A vif / Ma caisse-maladie veut-elle la peau de mon pharmacien?
«Recevez vos médicaments sur ordonnance par la poste», me propose-t-on. Et mon pharmacien, que va-t-il devenir? S’il disparaît, les services qu’ils proposent disparaîtront avec lui. Mon seul avantage dans tout ça? Une carte cadeau Migros de trente francs et la possibilité de collecter des points cumulus.
Je viens de recevoir une lettre de ma caisse-maladie me proposant de «commander des médicament confortablement» depuis chez moi, en utilisant les services de son «partenaire» la pharmacie en ligne Zur Rose. Celle-ci est une entreprise dont les activités suisses appartiennent depuis 2023 au groupe Medbase, une filiale de la Migros. Si j’accepte cette offre, je recevrai d’ailleurs une carte cadeau de trente francs du géant orange.

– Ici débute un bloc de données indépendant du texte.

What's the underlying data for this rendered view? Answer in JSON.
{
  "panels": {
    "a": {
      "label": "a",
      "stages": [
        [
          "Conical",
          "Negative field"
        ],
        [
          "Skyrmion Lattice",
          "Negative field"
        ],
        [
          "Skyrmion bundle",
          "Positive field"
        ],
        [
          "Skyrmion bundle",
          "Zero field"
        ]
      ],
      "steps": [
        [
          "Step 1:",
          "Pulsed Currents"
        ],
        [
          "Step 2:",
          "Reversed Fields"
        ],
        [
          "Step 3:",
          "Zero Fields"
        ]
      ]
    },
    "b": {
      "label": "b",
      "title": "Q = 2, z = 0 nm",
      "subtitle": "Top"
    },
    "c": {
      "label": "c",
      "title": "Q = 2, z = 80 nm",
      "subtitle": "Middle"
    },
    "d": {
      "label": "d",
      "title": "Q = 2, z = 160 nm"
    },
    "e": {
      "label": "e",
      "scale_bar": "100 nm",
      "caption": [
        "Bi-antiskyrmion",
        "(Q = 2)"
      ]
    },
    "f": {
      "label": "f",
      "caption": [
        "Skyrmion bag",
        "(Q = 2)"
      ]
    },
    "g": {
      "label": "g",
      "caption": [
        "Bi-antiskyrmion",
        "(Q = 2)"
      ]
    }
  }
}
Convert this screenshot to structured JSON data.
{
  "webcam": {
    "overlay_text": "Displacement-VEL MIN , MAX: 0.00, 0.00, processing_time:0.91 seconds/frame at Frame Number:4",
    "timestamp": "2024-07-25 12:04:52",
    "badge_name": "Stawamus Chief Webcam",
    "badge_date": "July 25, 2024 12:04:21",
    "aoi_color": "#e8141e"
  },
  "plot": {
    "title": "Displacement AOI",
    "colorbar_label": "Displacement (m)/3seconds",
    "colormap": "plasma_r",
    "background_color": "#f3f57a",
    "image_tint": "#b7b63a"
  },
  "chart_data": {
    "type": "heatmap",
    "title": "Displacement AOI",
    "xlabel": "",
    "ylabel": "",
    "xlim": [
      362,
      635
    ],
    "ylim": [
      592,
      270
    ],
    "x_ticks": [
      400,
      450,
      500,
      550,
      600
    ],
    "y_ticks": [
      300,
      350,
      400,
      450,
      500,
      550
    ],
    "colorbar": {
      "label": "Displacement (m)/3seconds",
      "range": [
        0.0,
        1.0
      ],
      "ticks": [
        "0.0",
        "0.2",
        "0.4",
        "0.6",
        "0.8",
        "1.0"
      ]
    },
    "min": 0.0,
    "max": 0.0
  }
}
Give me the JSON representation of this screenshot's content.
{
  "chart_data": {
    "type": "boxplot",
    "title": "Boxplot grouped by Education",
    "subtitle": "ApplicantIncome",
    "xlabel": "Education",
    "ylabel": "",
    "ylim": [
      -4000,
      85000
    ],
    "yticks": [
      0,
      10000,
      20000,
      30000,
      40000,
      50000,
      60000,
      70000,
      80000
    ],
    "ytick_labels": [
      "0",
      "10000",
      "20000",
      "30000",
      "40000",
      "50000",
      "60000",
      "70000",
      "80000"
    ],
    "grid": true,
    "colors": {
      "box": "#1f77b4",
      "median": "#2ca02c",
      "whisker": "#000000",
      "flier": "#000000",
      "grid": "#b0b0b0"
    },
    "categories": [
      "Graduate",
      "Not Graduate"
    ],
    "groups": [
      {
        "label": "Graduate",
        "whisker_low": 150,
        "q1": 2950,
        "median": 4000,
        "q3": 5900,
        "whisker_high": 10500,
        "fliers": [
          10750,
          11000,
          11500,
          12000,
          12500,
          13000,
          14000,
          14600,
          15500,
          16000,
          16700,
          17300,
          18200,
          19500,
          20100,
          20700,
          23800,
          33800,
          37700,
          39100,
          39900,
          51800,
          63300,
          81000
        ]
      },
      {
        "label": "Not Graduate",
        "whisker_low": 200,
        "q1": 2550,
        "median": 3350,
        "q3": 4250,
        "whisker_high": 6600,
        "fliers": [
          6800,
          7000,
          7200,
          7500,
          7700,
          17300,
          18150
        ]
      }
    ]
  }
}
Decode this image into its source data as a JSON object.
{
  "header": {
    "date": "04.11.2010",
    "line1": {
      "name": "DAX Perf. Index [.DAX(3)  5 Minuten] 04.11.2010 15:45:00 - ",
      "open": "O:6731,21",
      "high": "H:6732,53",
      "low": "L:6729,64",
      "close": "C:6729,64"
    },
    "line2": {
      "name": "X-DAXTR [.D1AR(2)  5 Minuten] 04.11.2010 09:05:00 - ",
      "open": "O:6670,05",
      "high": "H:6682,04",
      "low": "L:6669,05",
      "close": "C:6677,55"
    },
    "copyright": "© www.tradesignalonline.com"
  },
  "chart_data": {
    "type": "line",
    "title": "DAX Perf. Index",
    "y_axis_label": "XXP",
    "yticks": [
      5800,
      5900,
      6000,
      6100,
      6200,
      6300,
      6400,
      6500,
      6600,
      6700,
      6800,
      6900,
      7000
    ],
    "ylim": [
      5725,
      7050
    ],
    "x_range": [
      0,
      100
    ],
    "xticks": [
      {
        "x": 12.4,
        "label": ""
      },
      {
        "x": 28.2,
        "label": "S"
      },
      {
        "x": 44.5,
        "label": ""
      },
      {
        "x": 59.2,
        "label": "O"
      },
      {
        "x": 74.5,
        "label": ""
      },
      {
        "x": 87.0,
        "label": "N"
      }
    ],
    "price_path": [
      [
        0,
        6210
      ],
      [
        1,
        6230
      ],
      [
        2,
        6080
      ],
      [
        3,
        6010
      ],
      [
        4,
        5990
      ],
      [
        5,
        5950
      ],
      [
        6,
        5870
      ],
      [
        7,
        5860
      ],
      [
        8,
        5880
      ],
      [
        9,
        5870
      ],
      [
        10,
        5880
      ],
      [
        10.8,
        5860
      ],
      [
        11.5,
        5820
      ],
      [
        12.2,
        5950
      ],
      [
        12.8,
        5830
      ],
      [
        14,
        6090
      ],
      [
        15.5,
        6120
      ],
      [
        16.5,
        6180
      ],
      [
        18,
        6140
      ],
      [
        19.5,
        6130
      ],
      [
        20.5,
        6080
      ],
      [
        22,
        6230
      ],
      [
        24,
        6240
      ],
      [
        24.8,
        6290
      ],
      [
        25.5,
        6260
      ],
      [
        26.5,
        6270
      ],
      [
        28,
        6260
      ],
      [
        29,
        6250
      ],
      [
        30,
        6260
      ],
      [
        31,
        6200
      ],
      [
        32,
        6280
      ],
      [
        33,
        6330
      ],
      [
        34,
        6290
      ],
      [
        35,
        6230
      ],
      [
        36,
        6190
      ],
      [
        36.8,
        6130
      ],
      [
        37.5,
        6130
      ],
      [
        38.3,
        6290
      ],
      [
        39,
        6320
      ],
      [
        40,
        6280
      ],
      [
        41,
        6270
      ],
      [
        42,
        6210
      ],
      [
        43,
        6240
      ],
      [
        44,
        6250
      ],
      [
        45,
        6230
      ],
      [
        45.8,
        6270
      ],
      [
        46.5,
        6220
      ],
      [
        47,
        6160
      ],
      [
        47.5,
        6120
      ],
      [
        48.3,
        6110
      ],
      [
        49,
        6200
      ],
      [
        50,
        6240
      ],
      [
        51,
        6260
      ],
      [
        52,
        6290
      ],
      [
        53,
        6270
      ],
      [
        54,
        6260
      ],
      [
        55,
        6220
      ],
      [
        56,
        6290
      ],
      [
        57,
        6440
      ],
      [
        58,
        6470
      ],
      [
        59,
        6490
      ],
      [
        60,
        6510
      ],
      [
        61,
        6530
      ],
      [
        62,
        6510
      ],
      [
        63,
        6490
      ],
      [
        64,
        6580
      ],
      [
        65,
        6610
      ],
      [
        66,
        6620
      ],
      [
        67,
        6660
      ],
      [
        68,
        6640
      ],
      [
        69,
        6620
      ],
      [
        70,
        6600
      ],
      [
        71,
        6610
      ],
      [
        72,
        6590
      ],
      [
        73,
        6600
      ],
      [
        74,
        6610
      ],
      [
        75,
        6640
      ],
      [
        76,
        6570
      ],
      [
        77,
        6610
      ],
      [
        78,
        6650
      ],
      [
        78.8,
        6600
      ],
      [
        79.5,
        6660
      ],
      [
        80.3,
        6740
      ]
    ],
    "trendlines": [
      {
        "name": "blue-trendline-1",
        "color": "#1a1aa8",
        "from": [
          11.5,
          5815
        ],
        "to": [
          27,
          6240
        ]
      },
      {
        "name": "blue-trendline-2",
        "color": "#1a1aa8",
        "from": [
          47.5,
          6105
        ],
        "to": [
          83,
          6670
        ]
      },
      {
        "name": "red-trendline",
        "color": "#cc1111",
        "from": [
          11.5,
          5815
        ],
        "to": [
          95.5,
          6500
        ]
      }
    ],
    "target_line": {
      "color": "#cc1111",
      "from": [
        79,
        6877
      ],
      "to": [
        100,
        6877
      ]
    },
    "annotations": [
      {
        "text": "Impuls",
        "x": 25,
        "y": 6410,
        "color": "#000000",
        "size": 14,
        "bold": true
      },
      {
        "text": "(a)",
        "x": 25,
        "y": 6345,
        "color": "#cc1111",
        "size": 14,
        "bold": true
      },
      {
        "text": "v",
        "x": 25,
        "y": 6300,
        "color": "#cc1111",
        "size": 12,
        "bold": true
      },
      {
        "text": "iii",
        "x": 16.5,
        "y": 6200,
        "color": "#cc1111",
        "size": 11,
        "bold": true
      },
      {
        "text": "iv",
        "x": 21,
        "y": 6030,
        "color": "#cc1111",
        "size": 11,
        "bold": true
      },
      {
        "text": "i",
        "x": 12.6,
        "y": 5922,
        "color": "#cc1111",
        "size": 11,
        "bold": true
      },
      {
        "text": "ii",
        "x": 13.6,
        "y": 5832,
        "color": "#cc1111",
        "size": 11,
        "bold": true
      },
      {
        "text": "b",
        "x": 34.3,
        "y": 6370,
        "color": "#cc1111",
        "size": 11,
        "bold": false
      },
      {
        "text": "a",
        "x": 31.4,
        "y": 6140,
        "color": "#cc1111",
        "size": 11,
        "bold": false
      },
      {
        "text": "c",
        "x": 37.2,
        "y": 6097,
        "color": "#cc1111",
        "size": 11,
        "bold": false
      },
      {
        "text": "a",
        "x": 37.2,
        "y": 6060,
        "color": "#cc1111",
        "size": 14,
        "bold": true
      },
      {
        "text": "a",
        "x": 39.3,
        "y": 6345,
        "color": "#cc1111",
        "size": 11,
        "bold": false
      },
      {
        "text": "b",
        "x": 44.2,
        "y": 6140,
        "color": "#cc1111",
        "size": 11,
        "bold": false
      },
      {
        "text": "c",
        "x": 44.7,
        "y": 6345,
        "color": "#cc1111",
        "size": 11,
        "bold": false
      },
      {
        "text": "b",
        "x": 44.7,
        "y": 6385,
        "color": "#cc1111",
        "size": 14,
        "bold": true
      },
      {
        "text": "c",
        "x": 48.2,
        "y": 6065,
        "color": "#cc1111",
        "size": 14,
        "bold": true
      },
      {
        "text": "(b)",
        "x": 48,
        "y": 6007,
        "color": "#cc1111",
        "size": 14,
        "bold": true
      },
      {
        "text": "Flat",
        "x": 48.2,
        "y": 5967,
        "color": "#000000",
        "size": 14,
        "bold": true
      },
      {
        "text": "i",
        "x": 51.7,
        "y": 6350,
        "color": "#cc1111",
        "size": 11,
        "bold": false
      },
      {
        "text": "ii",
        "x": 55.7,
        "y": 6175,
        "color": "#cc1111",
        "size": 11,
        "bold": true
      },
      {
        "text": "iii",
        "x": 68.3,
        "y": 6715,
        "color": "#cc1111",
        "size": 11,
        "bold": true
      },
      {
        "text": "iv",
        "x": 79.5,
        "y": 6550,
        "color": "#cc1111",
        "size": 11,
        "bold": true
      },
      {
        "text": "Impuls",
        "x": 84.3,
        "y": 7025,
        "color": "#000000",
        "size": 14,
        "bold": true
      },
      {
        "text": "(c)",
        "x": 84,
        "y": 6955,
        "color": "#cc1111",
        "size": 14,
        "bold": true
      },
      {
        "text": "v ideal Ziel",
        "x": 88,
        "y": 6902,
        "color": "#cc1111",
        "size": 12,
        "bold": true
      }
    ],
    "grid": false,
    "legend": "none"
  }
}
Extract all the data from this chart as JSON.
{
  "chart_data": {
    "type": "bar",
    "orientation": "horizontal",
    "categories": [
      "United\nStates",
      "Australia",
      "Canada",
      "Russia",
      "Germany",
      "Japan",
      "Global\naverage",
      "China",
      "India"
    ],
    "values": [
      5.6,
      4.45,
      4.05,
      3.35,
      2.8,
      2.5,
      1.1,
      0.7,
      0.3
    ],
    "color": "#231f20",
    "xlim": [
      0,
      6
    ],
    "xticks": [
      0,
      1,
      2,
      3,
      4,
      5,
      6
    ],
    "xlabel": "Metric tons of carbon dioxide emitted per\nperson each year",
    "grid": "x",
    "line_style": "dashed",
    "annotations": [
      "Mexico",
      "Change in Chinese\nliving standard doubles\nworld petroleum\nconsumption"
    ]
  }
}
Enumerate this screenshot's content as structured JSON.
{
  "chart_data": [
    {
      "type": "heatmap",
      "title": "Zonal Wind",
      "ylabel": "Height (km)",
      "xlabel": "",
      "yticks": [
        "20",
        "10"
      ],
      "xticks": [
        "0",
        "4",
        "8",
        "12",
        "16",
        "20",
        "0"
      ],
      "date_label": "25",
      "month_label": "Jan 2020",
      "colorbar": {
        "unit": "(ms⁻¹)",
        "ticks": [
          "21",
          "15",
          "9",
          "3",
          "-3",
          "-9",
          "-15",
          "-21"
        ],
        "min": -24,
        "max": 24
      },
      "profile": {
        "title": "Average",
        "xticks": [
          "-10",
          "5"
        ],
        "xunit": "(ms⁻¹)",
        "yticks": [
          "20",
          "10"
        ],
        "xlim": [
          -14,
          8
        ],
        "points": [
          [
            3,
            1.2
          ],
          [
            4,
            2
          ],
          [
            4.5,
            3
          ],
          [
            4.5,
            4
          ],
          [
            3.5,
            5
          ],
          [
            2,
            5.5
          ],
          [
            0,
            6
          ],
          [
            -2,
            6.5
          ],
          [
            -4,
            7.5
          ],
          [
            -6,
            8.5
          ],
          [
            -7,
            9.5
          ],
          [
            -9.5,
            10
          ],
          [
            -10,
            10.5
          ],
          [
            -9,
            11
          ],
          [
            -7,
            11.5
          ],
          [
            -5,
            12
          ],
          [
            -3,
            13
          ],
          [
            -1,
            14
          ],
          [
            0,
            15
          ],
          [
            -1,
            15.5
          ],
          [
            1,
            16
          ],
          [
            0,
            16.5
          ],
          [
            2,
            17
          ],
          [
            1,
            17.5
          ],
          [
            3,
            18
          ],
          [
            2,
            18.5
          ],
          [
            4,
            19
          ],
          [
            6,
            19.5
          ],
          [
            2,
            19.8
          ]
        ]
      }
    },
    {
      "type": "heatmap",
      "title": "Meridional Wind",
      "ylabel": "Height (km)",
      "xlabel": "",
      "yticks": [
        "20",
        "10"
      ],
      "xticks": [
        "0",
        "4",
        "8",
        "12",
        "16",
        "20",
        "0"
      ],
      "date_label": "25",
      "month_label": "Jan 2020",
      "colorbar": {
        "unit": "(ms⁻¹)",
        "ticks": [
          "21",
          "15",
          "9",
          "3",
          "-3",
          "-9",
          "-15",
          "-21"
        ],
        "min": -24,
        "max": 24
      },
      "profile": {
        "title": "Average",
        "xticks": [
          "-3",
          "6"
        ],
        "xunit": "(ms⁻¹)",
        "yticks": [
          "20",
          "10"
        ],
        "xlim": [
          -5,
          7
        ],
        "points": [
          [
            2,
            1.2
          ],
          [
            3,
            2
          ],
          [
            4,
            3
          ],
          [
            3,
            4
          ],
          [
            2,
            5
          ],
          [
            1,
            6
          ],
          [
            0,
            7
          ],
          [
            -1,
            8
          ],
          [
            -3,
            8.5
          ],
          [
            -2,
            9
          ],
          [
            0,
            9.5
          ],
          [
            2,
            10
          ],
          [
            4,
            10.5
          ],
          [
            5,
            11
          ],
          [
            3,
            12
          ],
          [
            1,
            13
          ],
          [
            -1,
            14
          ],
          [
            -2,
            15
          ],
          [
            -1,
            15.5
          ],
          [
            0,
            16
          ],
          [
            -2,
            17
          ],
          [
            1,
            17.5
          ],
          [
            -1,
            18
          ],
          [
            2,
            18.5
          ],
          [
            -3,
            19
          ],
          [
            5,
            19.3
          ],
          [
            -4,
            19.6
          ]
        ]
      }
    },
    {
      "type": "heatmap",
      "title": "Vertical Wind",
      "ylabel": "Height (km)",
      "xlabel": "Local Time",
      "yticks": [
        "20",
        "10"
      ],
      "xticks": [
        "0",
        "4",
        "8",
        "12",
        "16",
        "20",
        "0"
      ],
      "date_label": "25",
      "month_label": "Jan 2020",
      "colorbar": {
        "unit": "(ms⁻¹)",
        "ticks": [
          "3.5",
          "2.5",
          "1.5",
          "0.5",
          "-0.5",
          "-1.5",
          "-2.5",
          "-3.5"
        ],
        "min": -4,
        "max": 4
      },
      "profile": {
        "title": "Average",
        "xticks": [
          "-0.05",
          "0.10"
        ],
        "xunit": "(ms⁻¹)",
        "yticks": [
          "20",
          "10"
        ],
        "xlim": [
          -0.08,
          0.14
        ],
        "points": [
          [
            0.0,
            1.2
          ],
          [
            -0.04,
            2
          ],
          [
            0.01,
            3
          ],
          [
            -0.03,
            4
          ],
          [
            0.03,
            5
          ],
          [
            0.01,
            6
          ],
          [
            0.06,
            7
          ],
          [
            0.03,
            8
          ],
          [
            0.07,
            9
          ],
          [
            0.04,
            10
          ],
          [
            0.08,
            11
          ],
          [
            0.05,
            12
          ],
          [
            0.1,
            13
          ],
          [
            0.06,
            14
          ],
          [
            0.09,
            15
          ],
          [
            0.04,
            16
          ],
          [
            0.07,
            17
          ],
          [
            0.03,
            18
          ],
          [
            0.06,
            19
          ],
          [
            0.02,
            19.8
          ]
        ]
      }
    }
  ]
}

«Commandez facilement vos médicaments sur ordonnance médicale en ligne via Zur Rose. La livraison se fait en recommandé, dans un emballage discret et directement à votre domicile.» En tant qu’assuré de ma caisse, je bénéficie, entre autres, «de rabais attrayants» et d’une livraison gratuite «dans les deux jours ouvrés».
Disparition de la sociabilisation
Je ne vais pas accepter cette offre, pour plusieurs raisons. D’abord, pour rester fidèle à mon pharmacien qui est sympathique, fiable, toujours de bons conseils, à quelques minutes de chez moi – pas à deux jours, ce qui est pratique si j’ai mal à la tête et que j’ai un besoin immédiat d’antidouleur – et chez qui je peux aller, entre autres, faire prendre ma tension artérielle, demander conseil pour un bobo voire me le faire soigner, me faire vacciner contre l’hépatite A, la grippe, la rougeole ou l’encéphalite à tiques… Il connaît mon médecin, il sait quels médicaments je prends régulièrement. De plus, j’y croise parfois des connaissances, on échange quelques mots, on prend des nouvelles, on en donne. S’il disparaît – comme vient de le faire mon épicier – ses services et cette sociabilisation disparaîtront.
Ensuite, cette alliance commerciale entre une caisse d’assurance maladie et une pharmacie en ligne a des airs de concentration, ce qui ne laisse rien préfigurer de bon. Peut-être que bientôt je recevrai une offre pour un médecin en ligne – ne riez pas, ça existe déjà – qui m’auscultera à distance, à qui j’enverrai par la poste mes organes malades et qui me les renverra soignés «dans les deux jours ouvrés».
Au profit de qui?
Pouvoir commander ses médicaments en ligne peut être utile aux personnes à mobilité réduite, bien sûr. Sauf que mon pharmacien fait des livraisons à domicile et qu’il est sans doute plus agréable de recevoir sa visite ou celle d’une ami, d’un voisin ou d’un membre de sa famille lorsqu’on est très vieux et que l’on peine à sortir de chez soi.
Cette opération conjointe de ma caisse-maladie et de la pharmacie en ligne est exclusivement commerciale, n’a pour but que leurs seuls profits. Moi, mes uniques «gains» seraient les «points cumulus» que je pourrais collecter. Mon épicier a déjà disparu au profit de COOP, Migros & Co et de la vente en ligne, mon pharmacien est aujourd’hui clairement menacé.
Veut-on vraiment confier l’entier de nos besoins à quelques énormes entreprises qui pourront alors décider des prix, des prestations et de qui pourra en bénéficier?